The illusion of comfort in clinging onto neutrality in global matters is Africa’s Achilles’ heel. We have principles that guide our policies, and we have a set of moral standards to look up to, so we must be seen to be taking sides to preserve the foundations upon which our continent should be rebuilt. There is no strategic benefit to Africa’s neutrality; we cannot address a skewed international order by sitting on the fence that we all know will inevitably collapse one day throwing us to one side or the other; neutrality exposes the region to weakness and marginalisation in international institutions.
We appreciate the reasons for Africa’s scepticism of the world hence its adoption of a neutral stance. Be it slavery or colonialism or imperialism or structural adjustment programmes, Africa has been hurt by the west and its institutions. The widely held narrative is that the present western dominated world is skewed against Africa and black people. Events in recent times during the Covid-19 epidemic seemed to confirm this institutional western bias, the world intervention and access to vaccines was clearly the west first and Africa later. It is therefore understandable that the region will view the world with suspicion, but Africa is a part of the world and constructive steps will have to be taken.
Given historical interaction of Africa and the west, distrust of the west is both predictable and understandable, but does that make default neutrality a trustworthy alternative? Far from it, restricting the region to a bit part role in global matters is no solution; instead, an assertive, self-interested Africa should show up and demand to be admitted to a fuller part in the international order.
We risk marginalisation of unimagined scale in international matters if we continue to dodge responsibility and only adopt neutrality in all matters of global interest while others engage in fight for a share of resources, power and control of international institutions. And to seek to be included by one side or the other after spoils have been shared exposes us to perpetual weakness. Whoever we choose and whoever embraces us does so in the interest of their agenda not ours; we are adopted into an agenda over which we have no control.
It is time Africa accepted she cannot remain neutral in a world of rapidly changing and clashing political interests and already moving in certain directions. It is both impossible and undesirable to remain neutral in a conflicted world where right in front of our eyes wealth and power are already distributed in certain ways, neutrality means accepting the way things are now, and with the way things are now, there is little hope for Africa today and no hope for the future.

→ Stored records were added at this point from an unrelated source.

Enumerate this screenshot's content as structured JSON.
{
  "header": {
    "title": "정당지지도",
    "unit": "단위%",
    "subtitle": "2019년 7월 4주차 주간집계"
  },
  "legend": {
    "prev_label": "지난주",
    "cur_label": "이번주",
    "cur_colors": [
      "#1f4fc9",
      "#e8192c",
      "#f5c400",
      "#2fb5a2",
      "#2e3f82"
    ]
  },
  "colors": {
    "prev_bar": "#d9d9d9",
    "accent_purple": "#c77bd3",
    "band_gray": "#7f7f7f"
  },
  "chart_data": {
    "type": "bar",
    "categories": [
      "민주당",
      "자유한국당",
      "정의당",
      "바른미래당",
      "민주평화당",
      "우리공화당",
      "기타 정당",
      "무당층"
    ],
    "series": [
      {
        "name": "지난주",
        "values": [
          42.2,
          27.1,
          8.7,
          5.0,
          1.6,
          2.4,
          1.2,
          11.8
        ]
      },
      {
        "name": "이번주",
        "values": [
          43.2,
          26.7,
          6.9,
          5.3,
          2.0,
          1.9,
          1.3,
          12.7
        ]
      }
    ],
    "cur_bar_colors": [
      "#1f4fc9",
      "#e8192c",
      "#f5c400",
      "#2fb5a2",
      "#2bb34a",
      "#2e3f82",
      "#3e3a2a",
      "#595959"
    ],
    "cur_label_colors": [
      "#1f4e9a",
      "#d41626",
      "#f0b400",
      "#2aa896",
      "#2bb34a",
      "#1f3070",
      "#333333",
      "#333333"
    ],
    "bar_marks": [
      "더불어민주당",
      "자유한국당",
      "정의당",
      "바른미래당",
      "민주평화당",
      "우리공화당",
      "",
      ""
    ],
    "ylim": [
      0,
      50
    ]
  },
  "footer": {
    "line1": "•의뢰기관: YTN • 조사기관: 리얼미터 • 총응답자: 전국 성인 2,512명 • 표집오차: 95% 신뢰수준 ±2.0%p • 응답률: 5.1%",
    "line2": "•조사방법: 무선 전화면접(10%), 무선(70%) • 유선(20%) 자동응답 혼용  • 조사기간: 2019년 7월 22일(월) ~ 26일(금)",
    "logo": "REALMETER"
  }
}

Neutrality is a weak base for Africa to call from. Neutrality against oppression is itself oppression, it feeds and protects the powerful, not the weak. We must face up to the reality that African interests will neither be met nor be protected by apathy; neutrality is not empowering Africa; neutrality leads to unfavourable decisions that hurt people’s lives; passivity does not express African interests, it either maintains the status quo and/ or leaves us perpetually subservient to the agendas of the assertive west and east who take sides and fight their corner.